Bangladesh is home to some 3,500 textile factories but the basic monthly salary for workers is only 8,300 takas ($75). Protests broke out this weekend after the powerful textile manufacturers' organization proposed a 25% increase in the minimum wage, while unions demanded a near tripling of the minimum wage to 23,000 takas ($208).
The textile industry represents 85% of the country's $55 billion in annual exports and has contributed significantly to the population's income growth.
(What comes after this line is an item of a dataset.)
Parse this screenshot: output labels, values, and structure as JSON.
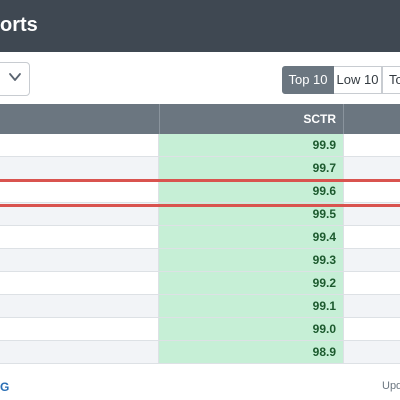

But the wage protests constitute a major challenge for the government of Prime Minister Sheikh Hasina, in power for around fifteen years. “Workers have been hit hard by the cost of living crisis,” said Taslima Akter, president of the Garment Sramik Samhati union.
Due to inflation and the depreciation of the local currency, workers would earn less in real terms than they received in 2017 with the proposed increase, she noted. Major brands, including Gap, Levi Strauss, Lululemon and Patagonia, wrote to the government earlier this month demanding a satisfactory outcome to wage negotiations so that they ensure “the basic needs of workers” and additional income.